Demonstranten haben in Istanbul die türkische Fahne auf der Residenz der Niederlanden gehießt

Istanbul / TP - Erst verweigerte die niederländische Regierung unter dem Premier Mark Rutte dem türkischen Aussenminister Mevlüt Cavusoglu die Landeerlaubnis in den Niederlande, dann wurde der Fahrzeug-Konvoi der türkischen Ministerin für Familie und Soziales Fatma Kaya nur 30m. vor dem türkischen Konsulat in Rotterdam von der Polizei festgesetzt. Weder wurde dem Konvoi die weiterfahrt gestattet, noch die letzten Schritt bis zur türkschen Vertretung gestattet. Der türkische Botschafter der Niederlanden durfte nicht aus der Vertretung, wurde von der niederländischen Polizei daran gehindert, teilten türkischen Medien mit.

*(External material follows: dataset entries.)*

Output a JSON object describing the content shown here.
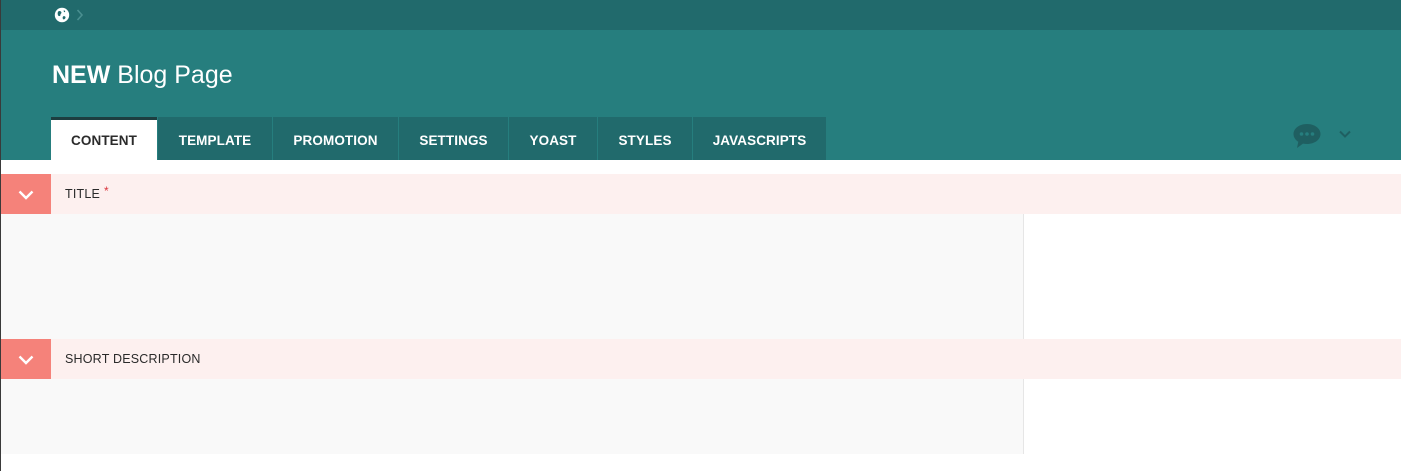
{
  "breadcrumb": {
    "home_icon": "globe-icon",
    "separator_icon": "chevron-right-icon"
  },
  "header": {
    "title_strong": "NEW",
    "title_rest": " Blog Page",
    "background": "#267e7e"
  },
  "tabs": [
    {
      "label": "CONTENT",
      "active": true
    },
    {
      "label": "TEMPLATE",
      "active": false
    },
    {
      "label": "PROMOTION",
      "active": false
    },
    {
      "label": "SETTINGS",
      "active": false
    },
    {
      "label": "YOAST",
      "active": false
    },
    {
      "label": "STYLES",
      "active": false
    },
    {
      "label": "JAVASCRIPTS",
      "active": false
    }
  ],
  "toolbar": {
    "comments_icon": "chat-bubble-icon",
    "dropdown_icon": "chevron-down-icon"
  },
  "sections": {
    "title": {
      "label": "TITLE",
      "required_marker": "*"
    },
    "short_description": {
      "label": "SHORT DESCRIPTION"
    }
  },
  "colors": {
    "topbar": "#216a6c",
    "tab_inactive": "#216a6c",
    "toggle": "#f5827a",
    "section_header": "#fdf0ef",
    "required": "#d9363e"
  }
}
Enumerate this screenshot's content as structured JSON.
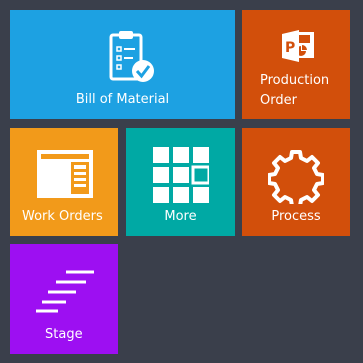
{
  "tiles": {
    "bill_of_material": {
      "label": "Bill of Material",
      "color": "#1da1e2",
      "icon": "clipboard-check-icon"
    },
    "production_order": {
      "label_line1": "Production",
      "label_line2": "Order",
      "color": "#d24f0b",
      "icon": "powerpoint-icon"
    },
    "work_orders": {
      "label": "Work Orders",
      "color": "#f29a1a",
      "icon": "document-layout-icon"
    },
    "more": {
      "label": "More",
      "color": "#00a9a4",
      "icon": "grid-icon"
    },
    "process": {
      "label": "Process",
      "color": "#d24f0b",
      "icon": "gear-icon"
    },
    "stage": {
      "label": "Stage",
      "color": "#9d0ff2",
      "icon": "stairs-icon"
    }
  }
}
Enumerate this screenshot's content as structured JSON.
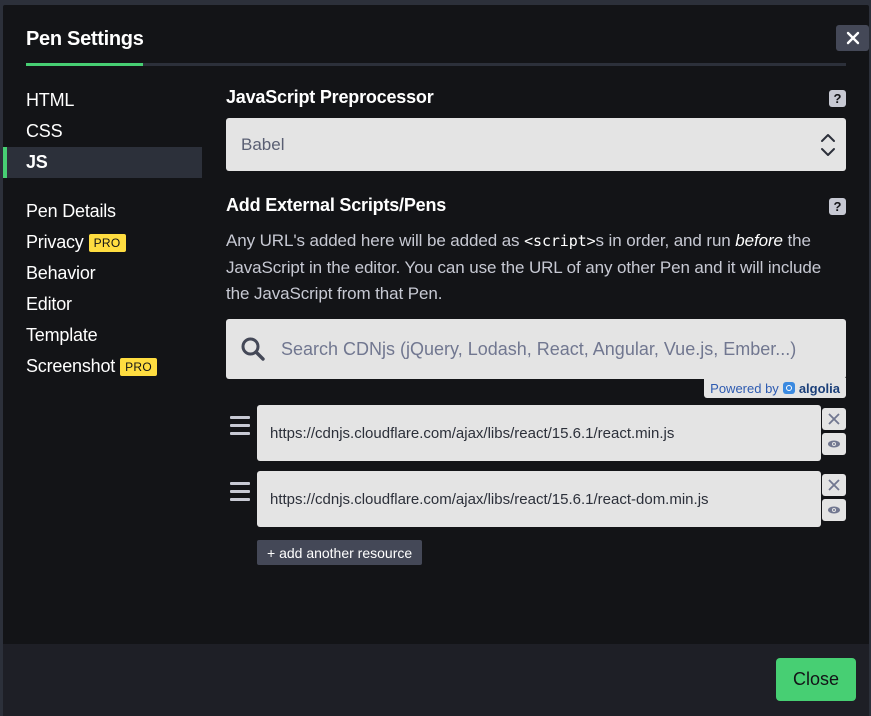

Die Situation eskalierte, als die Polizei der türkischen Ministerin erklärte, sie sei im Land unerwünscht, müsse das Land unter Begleitung verlassen, andernfalls würden Maßnahmen ergriffen. Nach mehreren Stunden wurden erst Personenschützer und die rechte Hand der Ministerin Kaya vorläufig festgenommen, dann kam Bewegung auf, der Konvoi setzte sich in Marsch, in Richtung deutsch-niederländische Grenze. Laut der niederländischen Nachrichtenagentur BNO hatte sich die türkische Familienministerin vorerst geweigert, die Niederlande Richtung Deutschland zu verlassen. Ein Sondereinsatzkommando der Polizei habe daraufhin Ihre Personenschützer entwaffnet und verhaftet. Am frühen Morgen kam die Ministerin schließlich in Düsseldorf an, übernachtete im Intercontinental-Hotel und flog anschließend am Sonntag zurück nach Istanbul.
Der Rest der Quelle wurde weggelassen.